Actually, as I said, even today many game engines are still 
written in a C-inspired manner, i.e. C + classes, templates and 
polymorphism, mainly for performance reasons (cache friendly 
data oriented designs, etc).


You can do that in D.



Re: I have a plan.. I really DO

2018-07-06 Thread wjoe via Digitalmars-d-announce

On Friday, 6 July 2018 at 15:53:56 UTC, Ecstatic Coder wrote:
With D, ANY forgotten allocation during the game loop (and I 
really mean even JUST ONE hidden allocation somewhere in the 
whole game or engine), may cause the game to regularly freeze 
at the wrong time, because of an unwanted GC. Hence the phobia.


You make it sound like a C++ game codes, debugs, profiles and 
optimizes itself.

And like there are no gotchas with C++.

Anyway, I know I'm on a D forum here, so "those who don't want 
to understand won't, and those who want will", to paraphrase a 
former poster here.


Well, it appears that you don't.

And since you point out the D forum folks, I know game developers 
are a very special lot, too, with ther mantra like repetition of 
GC is the devil, acting like it's 1985 and the need to count 
clock cycles and top-of-the-food-chain I-never-make-mistakes 
arrogance like nobody else knows how to write fast code, yet most 
games of those clever guys are bug ridden pieces of poor quality 
even years after release, including top AAA titles *cough* TES. 
Despite - or more likely because - being made in C++.


Maybe performance aware game developers would do well to also 
adopt the idea of code quality and D offers a lot in that regard. 
Plus C++ish performance on top of that.


Re: I have a plan.. I really DO

2018-07-06 Thread wjoe via Digitalmars-d-announce

On Friday, 6 July 2018 at 17:26:26 UTC, wjoe wrote:
And since you point out the D forum folks, I know game 
developers are a very special lot, too ...


Edit: This should read: I know game developers who are a very 
special lot


My point was to only refer to the people I know, not game 
developers in general.





Re: I have a plan.. I really DO

2018-07-12 Thread wjoe via Digitalmars-d-announce

On Tuesday, 10 July 2018 at 17:25:11 UTC, Yuxuan Shui wrote:
(Although I don't quite agree with you.

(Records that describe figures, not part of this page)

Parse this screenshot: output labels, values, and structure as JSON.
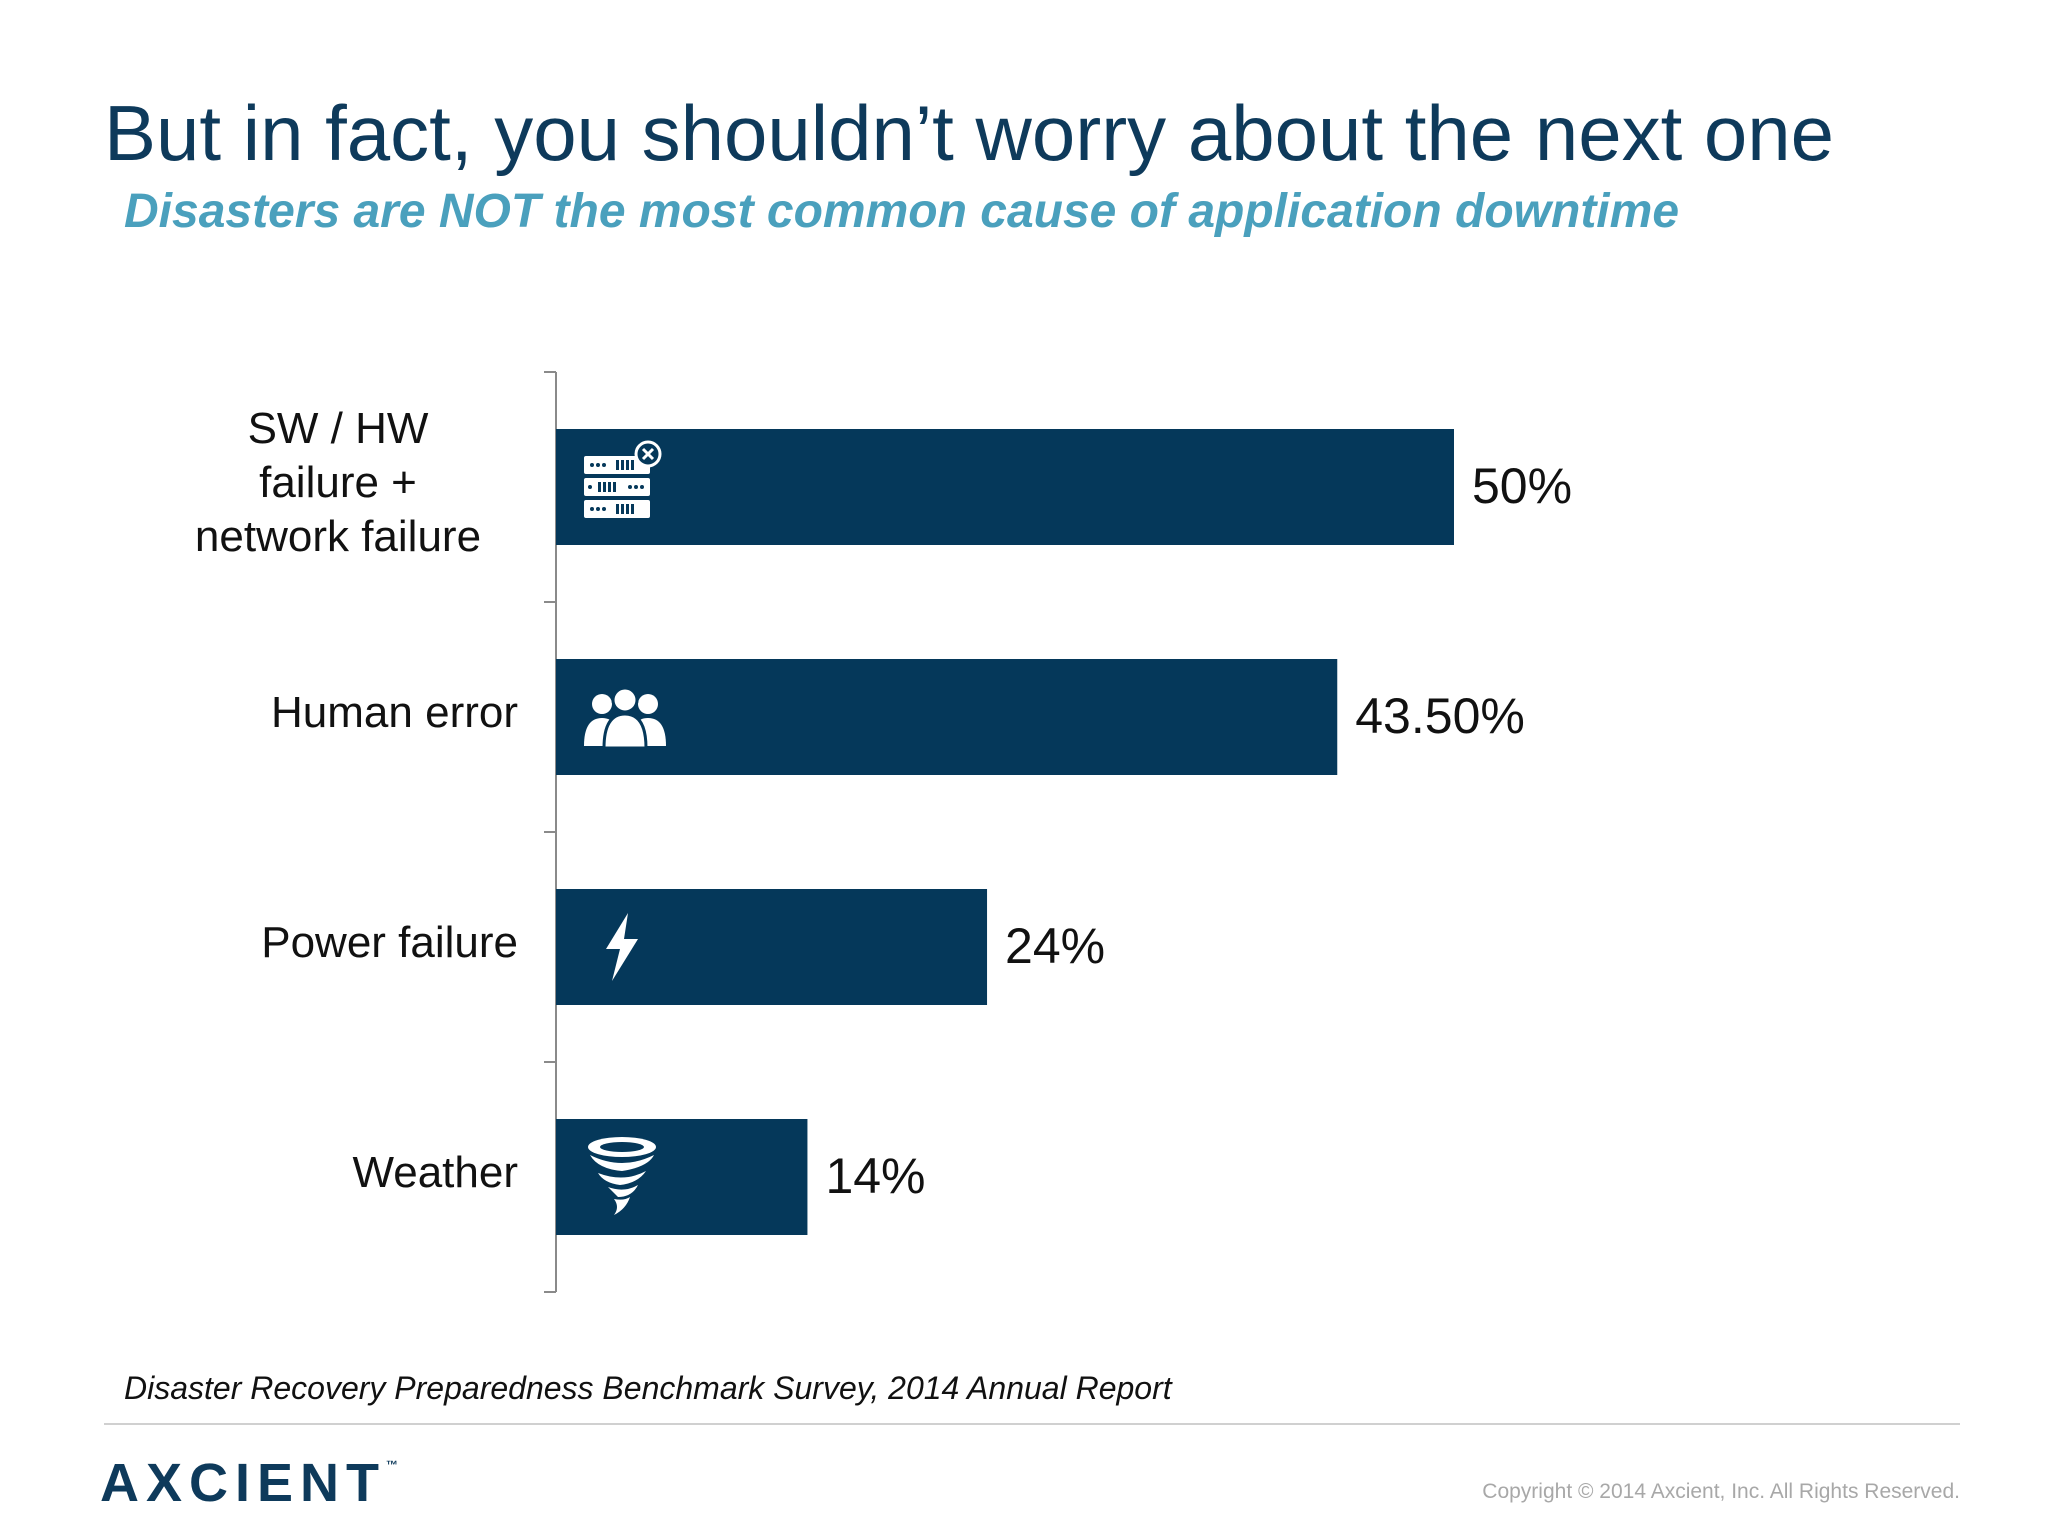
{
  "slide": {
    "title": "But in fact, you shouldn’t worry about the next one",
    "subtitle": "Disasters are NOT the most common cause of application downtime",
    "source": "Disaster Recovery Preparedness Benchmark Survey, 2014 Annual Report",
    "copyright": "Copyright © 2014 Axcient, Inc. All Rights Reserved.",
    "logo_text": "AXCIENT",
    "logo_tm": "™"
  },
  "chart_data": {
    "type": "bar",
    "orientation": "horizontal",
    "categories": [
      "SW / HW failure + network failure",
      "Human error",
      "Power failure",
      "Weather"
    ],
    "category_lines": [
      [
        "SW / HW",
        "failure +",
        "network failure"
      ],
      [
        "Human error"
      ],
      [
        "Power failure"
      ],
      [
        "Weather"
      ]
    ],
    "values": [
      50,
      43.5,
      24,
      14
    ],
    "value_labels": [
      "50%",
      "43.50%",
      "24%",
      "14%"
    ],
    "icons": [
      "server-error-icon",
      "people-icon",
      "lightning-icon",
      "tornado-icon"
    ],
    "xlim": [
      0,
      50
    ],
    "grid": false,
    "legend": "none",
    "bar_color": "#05385a"
  },
  "colors": {
    "title": "#0e3a5b",
    "subtitle": "#4aa0bd",
    "bar": "#05385a",
    "logo": "#0e3a5b"
  }
}
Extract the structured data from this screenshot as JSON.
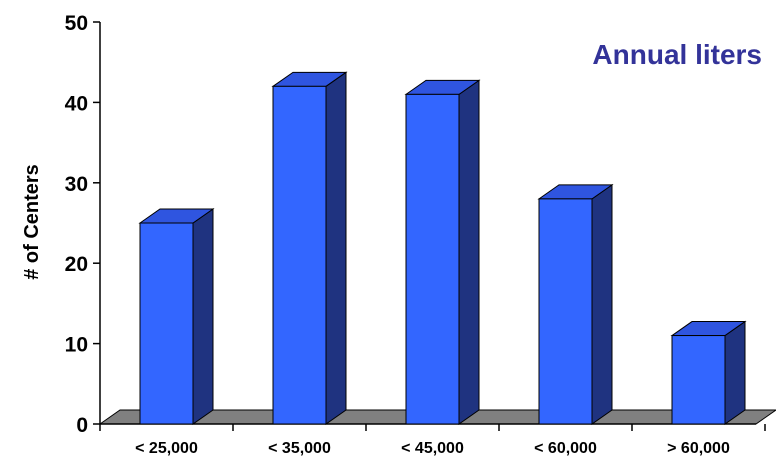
{
  "chart_data": {
    "type": "bar",
    "title": "Annual liters",
    "xlabel": "",
    "ylabel": "# of Centers",
    "categories": [
      "< 25,000",
      "< 35,000",
      "< 45,000",
      "< 60,000",
      "> 60,000"
    ],
    "values": [
      25,
      42,
      41,
      28,
      11
    ],
    "ylim": [
      0,
      50
    ],
    "yticks": [
      "0",
      "10",
      "20",
      "30",
      "40",
      "50"
    ],
    "grid": false,
    "legend": "none",
    "style": "3d-column"
  },
  "colors": {
    "bar_front": "#3366ff",
    "bar_side": "#1f3380",
    "bar_top": "#2f55e0",
    "floor": "#808080",
    "title": "#333399",
    "axis": "#000000"
  }
}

Some people DO resist 
change, that's why some decades old languages are still 
popular. But look at the popularity of new languages like Go, 
and Rust, and the ever-change landscape of front-end 
development. There're tons of people who adapt certain 
technology just because it is new, why can't that happen to D?)


Because they are humans.
Because the masses fly to hip stuff like moths to light.
Because people make decisions out of a mood or because of peer 
pressure and based on opinion rather than facts.

Because a lot of people use it so it can't be bad !?

You can see that phenomenon in Hardware and end user software and 
really every other aspect of life, too, by the way. It's almost 
always the hyped shh-stuff that gets wide spread use.


How many of these people are using it because they want to ? How 
many are happy with the language, rather than just being part of 
the flock ? To be able to call oneself hip ? To be part of the 
group ?


Whether or not rust, go, etc. are just as or more popular than 
C++ or Java in 30 years remains to be seen.